Aliens, yurts, and prayers
We just attended the biannual reunion of my grandmother’s family - this year it was in Ruidoso, New Mexico. Not quite sure why it’s pronounced “Ria-dosa,” or why nearby Llano is pronounced “Lan-oh,” but I digress. Here are the highlights…
We drove through Roswell, New Mexico each way -- which means that I’ve now been in Roswell four times in the last three months. If you’ve ever been to Roswell, you know that’s six times too many.
So we had alien sightings (and not just my Dad):
And even the McDonald’s had an alien theme:
We had prayers: “Oh Great Provider, please provide a gas station in the middle of this desert! Quickly! And please give my mother an extra dose of patience when she finds out I forgot to fill the gas tank before leaving town.” [He chose to answer the first positively and second negatively.]
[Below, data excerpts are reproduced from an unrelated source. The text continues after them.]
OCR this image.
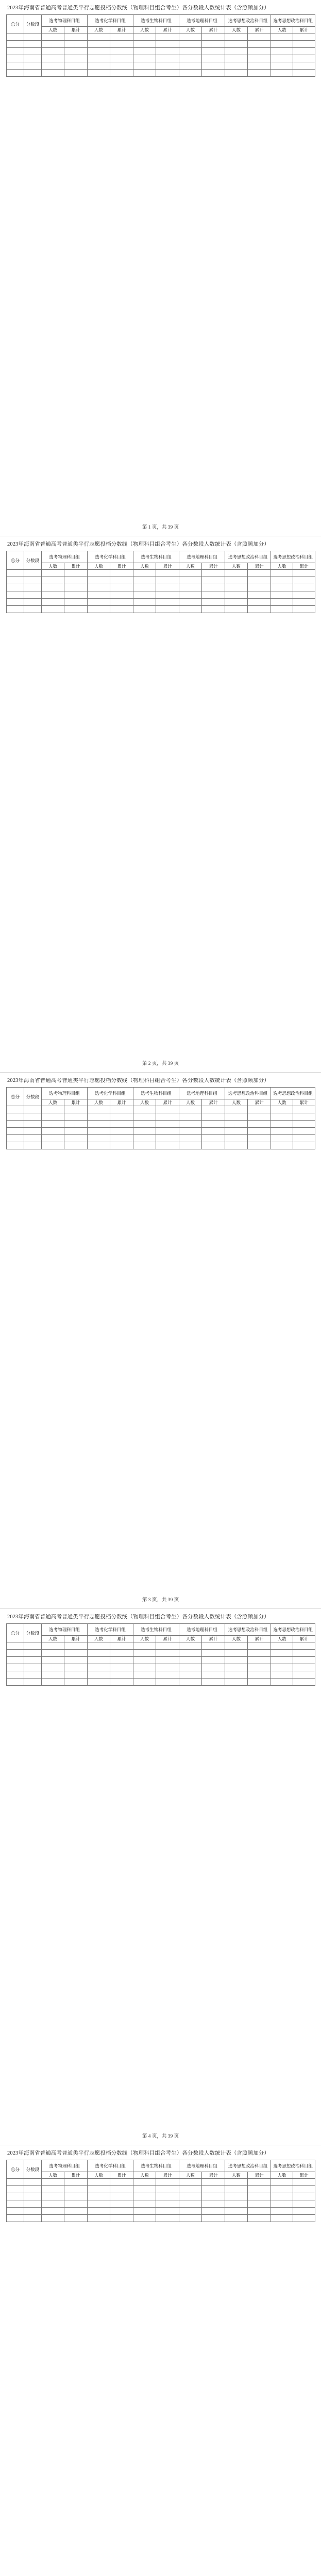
2023年海南省普通高考普通类平行志愿投档分数线（物理科目组合考生）各分数段人数统计表（含照顾加分）
总分	分数段	选考物理科目组		选考化学科目组		选考生物科目组		选考地理科目组		选考思想政治科目组		选考思想政治科目组	
		人数	累计	人数	累计	人数	累计	人数	累计	人数	累计	人数	累计

第 1 页，共 39 页
2023年海南省普通高考普通类平行志愿投档分数线（物理科目组合考生）各分数段人数统计表（含照顾加分）
总分	分数段	选考物理科目组		选考化学科目组		选考生物科目组		选考地理科目组		选考思想政治科目组		选考思想政治科目组	
		人数	累计	人数	累计	人数	累计	人数	累计	人数	累计	人数	累计

第 2 页，共 39 页
2023年海南省普通高考普通类平行志愿投档分数线（物理科目组合考生）各分数段人数统计表（含照顾加分）
总分	分数段	选考物理科目组		选考化学科目组		选考生物科目组		选考地理科目组		选考思想政治科目组		选考思想政治科目组	
		人数	累计	人数	累计	人数	累计	人数	累计	人数	累计	人数	累计

第 3 页，共 39 页
2023年海南省普通高考普通类平行志愿投档分数线（物理科目组合考生）各分数段人数统计表（含照顾加分）
总分	分数段	选考物理科目组		选考化学科目组		选考生物科目组		选考地理科目组		选考思想政治科目组		选考思想政治科目组	
		人数	累计	人数	累计	人数	累计	人数	累计	人数	累计	人数	累计

第 4 页，共 39 页
2023年海南省普通高考普通类平行志愿投档分数线（物理科目组合考生）各分数段人数统计表（含照顾加分）
总分	分数段	选考物理科目组		选考化学科目组		选考生物科目组		选考地理科目组		选考思想政治科目组		选考思想政治科目组	
		人数	累计	人数	累计	人数	累计	人数	累计	人数	累计	人数	累计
We had randomness: at one point one of my cousins pointed to another cousin and said to me, “She’s the one who lived in a yurt!”
We had my Mom and aunt Linda teaching my grandmother a new dance move:
We had family history: my grandmother’s sister-in-law recounted her response when her husband proposed....
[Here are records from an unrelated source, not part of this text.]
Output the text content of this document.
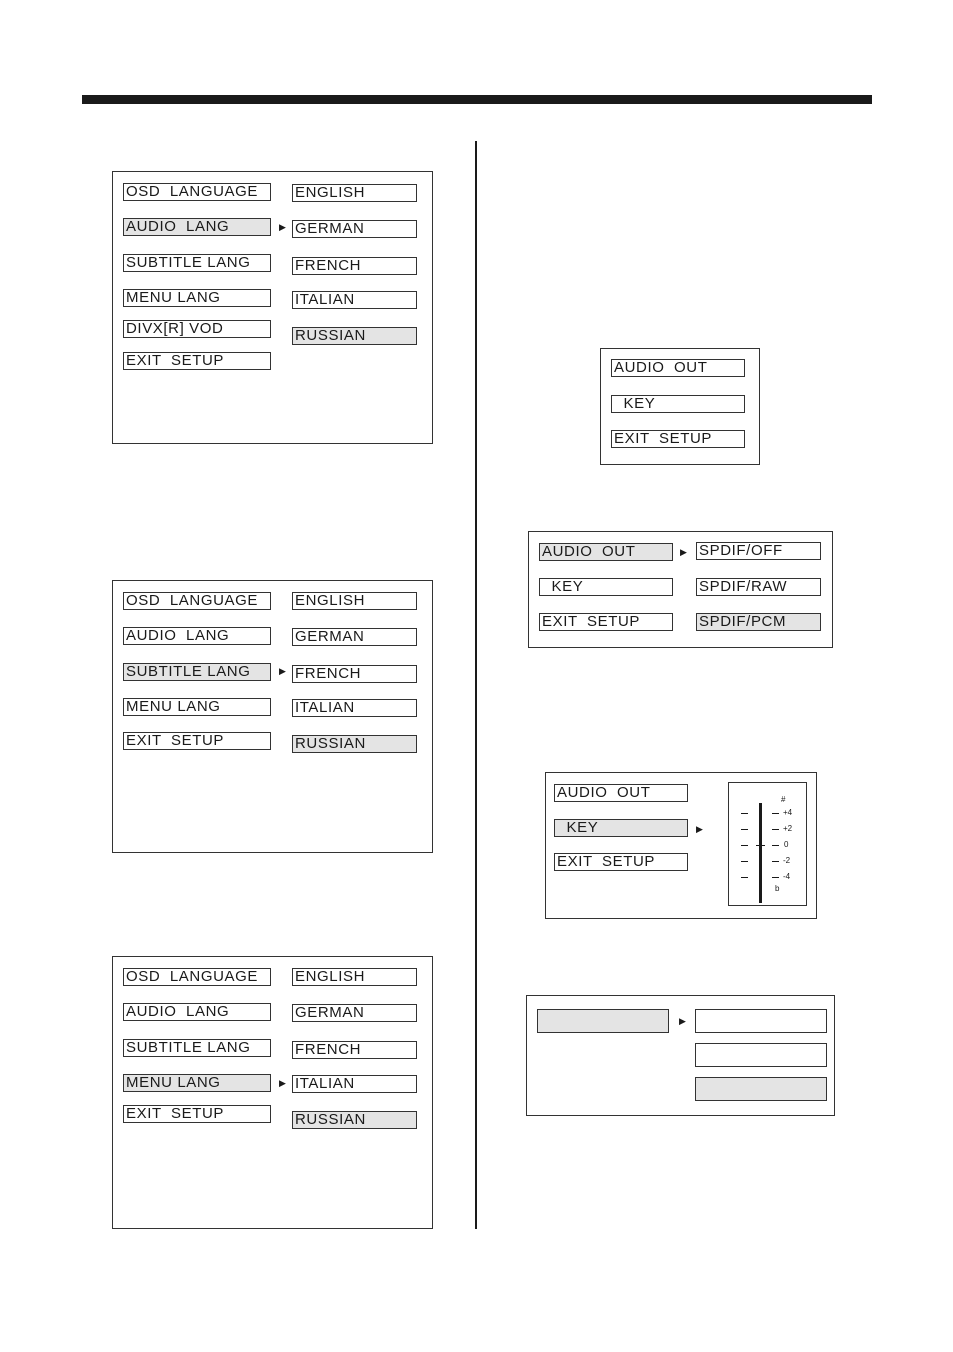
OSD  LANGUAGE
AUDIO  LANG
SUBTITLE LANG
MENU LANG
DIVX[R] VOD
EXIT  SETUP
▶
ENGLISH
GERMAN
FRENCH
ITALIAN
RUSSIAN
OSD  LANGUAGE
AUDIO  LANG
SUBTITLE LANG
MENU LANG
EXIT  SETUP
▶
ENGLISH
GERMAN
FRENCH
ITALIAN
RUSSIAN
OSD  LANGUAGE
AUDIO  LANG
SUBTITLE LANG
MENU LANG
EXIT  SETUP
▶
ENGLISH
GERMAN
FRENCH
ITALIAN
RUSSIAN
AUDIO  OUT
KEY
EXIT  SETUP
AUDIO  OUT
KEY
EXIT  SETUP
▶ SPDIF/OFF
SPDIF/RAW
SPDIF/PCM
AUDIO  OUT
KEY
EXIT  SETUP
▶
#
+4
+2
0
-2
-4
b
▶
Beth: “I can’t get married! I decided long ago to travel and see the world!”
George: “Let’s travel and see the world together!”
Beth (to us): “Well, that was the right thing to say....”
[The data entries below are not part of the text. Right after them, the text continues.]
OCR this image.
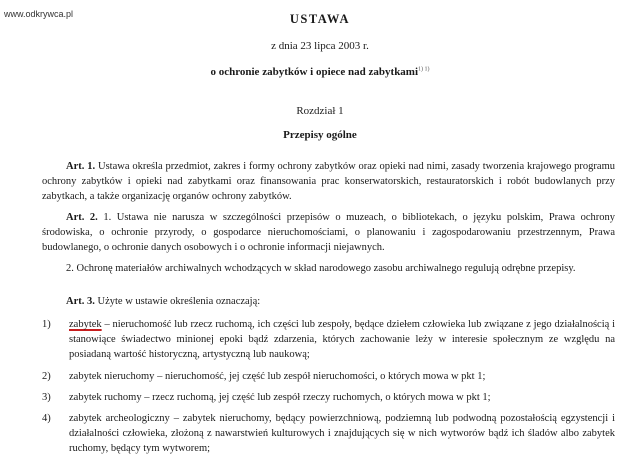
www.odkrywca.pl	USTAWA
z dnia 23 lipca 2003 r.
o ochronie zabytków i opiece nad zabytkami$^{1) 1)}$
Rozdział 1
Przepisy ogólne
Art. 1. Ustawa określa przedmiot, zakres i formy ochrony zabytków oraz opieki nad nimi, zasady tworzenia krajowego programu ochrony zabytków i opieki nad zabytkami oraz finansowania prac konserwatorskich, restauratorskich i robót budowlanych przy zabytkach, a także organizację organów ochrony zabytków.
Art. 2. 1. Ustawa nie narusza w szczególności przepisów o muzeach, o bibliotekach, o języku polskim, Prawa ochrony środowiska, o ochronie przyrody, o gospodarce nieruchomościami, o planowaniu i zagospodarowaniu przestrzennym, Prawa budowlanego, o ochronie danych osobowych i o ochronie informacji niejawnych.
2. Ochronę materiałów archiwalnych wchodzących w skład narodowego zasobu archiwalnego regulują odrębne przepisy.
Art. 3. Użyte w ustawie określenia oznaczają:
1) zabytek – nieruchomość lub rzecz ruchomą, ich części lub zespoły, będące dziełem człowieka lub związane z jego działalnością i stanowiące świadectwo minionej epoki bądź zdarzenia, których zachowanie leży w interesie społecznym ze względu na posiadaną wartość historyczną, artystyczną lub naukową;
2) zabytek nieruchomy – nieruchomość, jej część lub zespół nieruchomości, o których mowa w pkt 1;
3) zabytek ruchomy – rzecz ruchomą, jej część lub zespół rzeczy ruchomych, o których mowa w pkt 1;
4) zabytek archeologiczny – zabytek nieruchomy, będący powierzchniową, podziemną lub podwodną pozostałością egzystencji i działalności człowieka, złożoną z nawarstwień kulturowych i znajdujących się w nich wytworów bądź ich śladów albo zabytek ruchomy, będący tym wytworem;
Finally, we discovered a hidden benefit of cherries early in the five hour drive home. We were trying to keep the boys awake until after the lunch pit-stop at the abovementioned alien-infested McDonald’s. Since Jonah spent much of the previous night whining, this was a challenge. He was nodding off so Jonathan broke out the cherries saying “Every time Benjamin nods off, I feed him a cherry to wake him up. Every time Jonah nods off, I threaten to feed him a cherry to wake him up.”
[Note: the calorie-phobic Jonah just hit the 20 pound mark, though…yeah!]